Ghoksadanga  is a neighbourhood and a gram panchayat in the Mathabhanga II CD block in the Mathabhanga subdivision of the Cooch Behar district  in the state of West Bengal, India.

Geography

Location
Ghoksadanga is located at .
 
According to the map of the Mathabhanga II CD block on page 241 in the District Census Handbook, Koch Bihar, 2011 census, Ghoksadanga is shown as being a part of Bara Simulguri village/ mouza (MDDS PLCN 2011 / 308306).

Area overview
The map alongside shows the western part of the district. In Mekhliganj subdivision 9.91% of the population lives in the urban areas and 90.09% lives in the rural areas. In Mathabhanga subdivision 3.67% of the population, the lowest in the district, lives in the urban areas and 96.35% lives in the rural areas. The entire district forms the flat alluvial flood plains of mighty rivers.
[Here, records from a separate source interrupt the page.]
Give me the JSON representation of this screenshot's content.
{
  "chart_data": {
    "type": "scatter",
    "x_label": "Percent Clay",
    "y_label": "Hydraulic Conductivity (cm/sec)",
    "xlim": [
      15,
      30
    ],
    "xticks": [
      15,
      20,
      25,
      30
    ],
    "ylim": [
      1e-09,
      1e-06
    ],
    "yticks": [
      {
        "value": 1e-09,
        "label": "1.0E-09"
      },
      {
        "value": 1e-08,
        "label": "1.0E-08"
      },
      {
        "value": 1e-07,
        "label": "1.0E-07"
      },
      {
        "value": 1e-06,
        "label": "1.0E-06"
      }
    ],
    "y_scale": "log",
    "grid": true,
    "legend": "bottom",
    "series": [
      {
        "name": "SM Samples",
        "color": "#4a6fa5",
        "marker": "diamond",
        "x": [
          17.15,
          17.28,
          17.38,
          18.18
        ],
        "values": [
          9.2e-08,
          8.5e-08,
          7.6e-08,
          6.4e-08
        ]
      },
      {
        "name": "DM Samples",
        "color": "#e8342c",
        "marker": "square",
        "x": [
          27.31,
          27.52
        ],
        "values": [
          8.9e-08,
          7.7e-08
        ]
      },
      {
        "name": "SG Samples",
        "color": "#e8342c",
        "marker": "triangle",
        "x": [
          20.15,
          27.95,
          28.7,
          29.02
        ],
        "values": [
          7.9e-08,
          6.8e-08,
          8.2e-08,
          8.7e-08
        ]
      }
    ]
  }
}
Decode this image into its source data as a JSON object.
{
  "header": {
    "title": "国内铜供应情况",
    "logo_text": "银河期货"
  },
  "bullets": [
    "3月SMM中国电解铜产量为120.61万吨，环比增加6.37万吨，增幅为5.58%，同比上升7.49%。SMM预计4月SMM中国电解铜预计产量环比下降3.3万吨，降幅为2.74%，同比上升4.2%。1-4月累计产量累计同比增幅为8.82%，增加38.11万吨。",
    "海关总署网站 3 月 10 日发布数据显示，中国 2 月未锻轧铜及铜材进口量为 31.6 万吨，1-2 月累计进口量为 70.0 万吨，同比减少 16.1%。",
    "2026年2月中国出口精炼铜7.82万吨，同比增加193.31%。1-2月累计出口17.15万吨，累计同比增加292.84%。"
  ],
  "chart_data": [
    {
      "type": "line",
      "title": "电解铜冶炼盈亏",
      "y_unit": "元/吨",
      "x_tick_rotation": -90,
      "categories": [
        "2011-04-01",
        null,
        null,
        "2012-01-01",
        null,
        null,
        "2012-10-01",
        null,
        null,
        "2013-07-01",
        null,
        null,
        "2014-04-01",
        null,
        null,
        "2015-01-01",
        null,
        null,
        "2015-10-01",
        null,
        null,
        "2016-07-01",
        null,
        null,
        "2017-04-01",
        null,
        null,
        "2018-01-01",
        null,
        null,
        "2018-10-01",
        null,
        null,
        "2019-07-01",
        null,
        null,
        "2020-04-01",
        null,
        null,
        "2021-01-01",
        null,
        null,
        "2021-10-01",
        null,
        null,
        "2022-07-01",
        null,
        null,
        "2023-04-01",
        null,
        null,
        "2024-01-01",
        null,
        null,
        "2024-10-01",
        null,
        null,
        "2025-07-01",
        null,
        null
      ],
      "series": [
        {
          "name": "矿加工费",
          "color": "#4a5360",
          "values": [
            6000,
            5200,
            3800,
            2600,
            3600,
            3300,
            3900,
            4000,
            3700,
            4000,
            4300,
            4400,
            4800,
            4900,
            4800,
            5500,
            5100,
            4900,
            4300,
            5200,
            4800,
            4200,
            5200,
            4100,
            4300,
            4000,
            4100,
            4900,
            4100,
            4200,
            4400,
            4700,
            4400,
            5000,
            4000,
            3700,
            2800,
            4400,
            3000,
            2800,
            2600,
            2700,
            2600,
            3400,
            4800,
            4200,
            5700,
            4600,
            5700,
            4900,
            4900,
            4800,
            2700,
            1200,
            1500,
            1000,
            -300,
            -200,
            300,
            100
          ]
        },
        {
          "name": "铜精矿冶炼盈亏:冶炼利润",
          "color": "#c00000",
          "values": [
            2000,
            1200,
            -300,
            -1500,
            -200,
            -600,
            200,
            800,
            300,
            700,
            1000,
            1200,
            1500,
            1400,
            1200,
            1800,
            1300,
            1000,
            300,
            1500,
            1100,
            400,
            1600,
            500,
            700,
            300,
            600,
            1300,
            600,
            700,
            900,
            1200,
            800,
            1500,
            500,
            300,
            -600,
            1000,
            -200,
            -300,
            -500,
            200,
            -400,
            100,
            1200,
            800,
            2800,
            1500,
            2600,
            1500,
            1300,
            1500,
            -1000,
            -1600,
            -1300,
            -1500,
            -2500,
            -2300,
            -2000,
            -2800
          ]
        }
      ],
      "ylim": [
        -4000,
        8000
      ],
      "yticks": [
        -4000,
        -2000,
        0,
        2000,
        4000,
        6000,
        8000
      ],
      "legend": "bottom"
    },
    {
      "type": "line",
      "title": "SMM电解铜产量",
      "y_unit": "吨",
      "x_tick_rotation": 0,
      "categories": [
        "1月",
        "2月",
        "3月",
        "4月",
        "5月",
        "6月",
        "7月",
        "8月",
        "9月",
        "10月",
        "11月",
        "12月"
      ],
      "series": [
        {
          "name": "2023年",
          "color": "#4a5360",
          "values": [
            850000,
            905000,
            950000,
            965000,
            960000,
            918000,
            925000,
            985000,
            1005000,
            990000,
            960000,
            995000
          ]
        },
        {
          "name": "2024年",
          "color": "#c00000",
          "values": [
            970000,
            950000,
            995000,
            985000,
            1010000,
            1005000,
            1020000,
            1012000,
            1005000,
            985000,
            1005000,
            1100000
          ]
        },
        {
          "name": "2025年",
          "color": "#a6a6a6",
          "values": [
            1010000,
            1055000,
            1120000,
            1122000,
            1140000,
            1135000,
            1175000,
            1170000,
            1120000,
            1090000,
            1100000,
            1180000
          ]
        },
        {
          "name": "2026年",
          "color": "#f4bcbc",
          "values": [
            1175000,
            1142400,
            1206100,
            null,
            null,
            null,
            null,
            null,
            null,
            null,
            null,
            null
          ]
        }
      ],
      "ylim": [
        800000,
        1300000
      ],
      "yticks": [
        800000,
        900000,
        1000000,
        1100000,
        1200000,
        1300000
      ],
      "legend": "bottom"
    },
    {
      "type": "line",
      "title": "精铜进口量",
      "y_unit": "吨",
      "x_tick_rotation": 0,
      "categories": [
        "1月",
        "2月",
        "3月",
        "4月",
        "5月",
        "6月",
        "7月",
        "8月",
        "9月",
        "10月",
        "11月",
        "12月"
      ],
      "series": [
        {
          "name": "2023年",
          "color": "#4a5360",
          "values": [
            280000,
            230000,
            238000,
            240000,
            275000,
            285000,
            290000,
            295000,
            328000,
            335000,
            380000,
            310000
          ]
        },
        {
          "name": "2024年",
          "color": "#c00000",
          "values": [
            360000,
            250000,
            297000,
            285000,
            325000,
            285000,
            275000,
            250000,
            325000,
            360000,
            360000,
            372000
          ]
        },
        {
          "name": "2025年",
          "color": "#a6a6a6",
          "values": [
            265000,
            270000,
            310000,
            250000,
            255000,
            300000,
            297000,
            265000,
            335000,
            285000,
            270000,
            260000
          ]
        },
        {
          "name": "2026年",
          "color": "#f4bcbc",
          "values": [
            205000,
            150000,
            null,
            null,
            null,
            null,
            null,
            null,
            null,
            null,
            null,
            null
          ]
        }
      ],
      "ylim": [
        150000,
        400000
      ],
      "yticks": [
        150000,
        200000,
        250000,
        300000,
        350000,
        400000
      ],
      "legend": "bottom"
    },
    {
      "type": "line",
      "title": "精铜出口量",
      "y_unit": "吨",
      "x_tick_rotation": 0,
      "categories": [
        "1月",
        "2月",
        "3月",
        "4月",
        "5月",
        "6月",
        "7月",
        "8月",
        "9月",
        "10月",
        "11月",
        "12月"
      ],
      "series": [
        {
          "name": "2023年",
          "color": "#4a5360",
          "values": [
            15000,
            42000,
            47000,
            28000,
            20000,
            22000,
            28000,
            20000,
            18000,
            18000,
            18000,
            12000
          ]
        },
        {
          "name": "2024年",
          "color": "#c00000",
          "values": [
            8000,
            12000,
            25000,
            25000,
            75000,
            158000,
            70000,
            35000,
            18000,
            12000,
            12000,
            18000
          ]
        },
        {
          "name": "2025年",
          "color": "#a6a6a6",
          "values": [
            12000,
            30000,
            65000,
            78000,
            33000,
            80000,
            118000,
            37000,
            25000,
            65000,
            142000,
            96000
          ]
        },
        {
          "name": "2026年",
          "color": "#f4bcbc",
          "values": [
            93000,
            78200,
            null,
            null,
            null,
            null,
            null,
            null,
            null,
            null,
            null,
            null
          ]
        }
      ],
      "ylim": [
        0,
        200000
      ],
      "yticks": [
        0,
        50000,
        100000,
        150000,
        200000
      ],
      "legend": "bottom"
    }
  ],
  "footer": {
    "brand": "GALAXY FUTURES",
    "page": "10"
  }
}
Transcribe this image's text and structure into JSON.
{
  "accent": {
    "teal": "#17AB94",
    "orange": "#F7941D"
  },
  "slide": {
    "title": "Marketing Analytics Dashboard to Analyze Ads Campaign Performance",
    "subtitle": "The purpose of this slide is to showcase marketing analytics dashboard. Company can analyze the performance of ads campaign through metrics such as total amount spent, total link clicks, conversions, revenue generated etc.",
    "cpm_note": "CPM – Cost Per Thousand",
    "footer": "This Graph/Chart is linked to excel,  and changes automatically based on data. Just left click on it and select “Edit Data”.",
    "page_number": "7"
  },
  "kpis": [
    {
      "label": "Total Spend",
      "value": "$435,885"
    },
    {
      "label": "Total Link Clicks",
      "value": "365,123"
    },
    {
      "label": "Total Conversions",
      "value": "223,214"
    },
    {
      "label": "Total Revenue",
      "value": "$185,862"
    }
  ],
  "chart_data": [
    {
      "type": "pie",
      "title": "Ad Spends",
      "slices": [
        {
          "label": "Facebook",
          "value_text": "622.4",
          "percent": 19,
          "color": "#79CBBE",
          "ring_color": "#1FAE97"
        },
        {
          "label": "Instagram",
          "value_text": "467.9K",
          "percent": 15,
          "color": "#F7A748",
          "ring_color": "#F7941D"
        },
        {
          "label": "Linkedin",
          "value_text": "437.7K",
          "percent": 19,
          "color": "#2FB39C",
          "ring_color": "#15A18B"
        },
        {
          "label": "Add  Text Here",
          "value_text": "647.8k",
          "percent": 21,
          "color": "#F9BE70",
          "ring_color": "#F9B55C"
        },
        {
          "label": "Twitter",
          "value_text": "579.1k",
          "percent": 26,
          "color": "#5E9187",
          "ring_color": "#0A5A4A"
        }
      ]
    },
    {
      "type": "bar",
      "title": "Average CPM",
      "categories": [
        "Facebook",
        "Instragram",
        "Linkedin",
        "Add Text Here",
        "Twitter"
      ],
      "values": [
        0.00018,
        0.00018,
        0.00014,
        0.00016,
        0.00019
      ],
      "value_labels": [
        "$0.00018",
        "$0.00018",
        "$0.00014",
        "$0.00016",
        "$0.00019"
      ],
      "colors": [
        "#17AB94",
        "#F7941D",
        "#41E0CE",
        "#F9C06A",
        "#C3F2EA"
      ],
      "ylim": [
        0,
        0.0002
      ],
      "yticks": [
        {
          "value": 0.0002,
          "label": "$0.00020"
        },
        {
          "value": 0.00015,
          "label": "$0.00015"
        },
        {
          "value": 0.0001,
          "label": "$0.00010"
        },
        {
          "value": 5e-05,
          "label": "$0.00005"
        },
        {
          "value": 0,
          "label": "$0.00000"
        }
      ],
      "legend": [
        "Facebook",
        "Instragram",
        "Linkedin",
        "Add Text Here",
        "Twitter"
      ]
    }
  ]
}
Note: The map alongside presents some of the notable locations in the subdivisions. All places marked in the map are linked in the larger full screen map.

Civic administration

Police station
Ghoksadanga police station has jurisdiction over Mathabhanga II CD block.

Transport
Ghoksadanga railway station is on the Barauni-Guwahati Line of Northeast Frontier Railway.

Education
Ghoksadanga Birendra Mahavidyalaya was established in 2011. Affiliated with the  Cooch Behar Panchanan Barma University, it offers honours courses in Bengali, English, Sanskrit, political science, history and education, and a general course in arts.

Healthcare
Ghoksadanga Rural Hospital, with 30 beds at Ghoksadanga, is the major government medical facility in the Mathabhanga II CD block.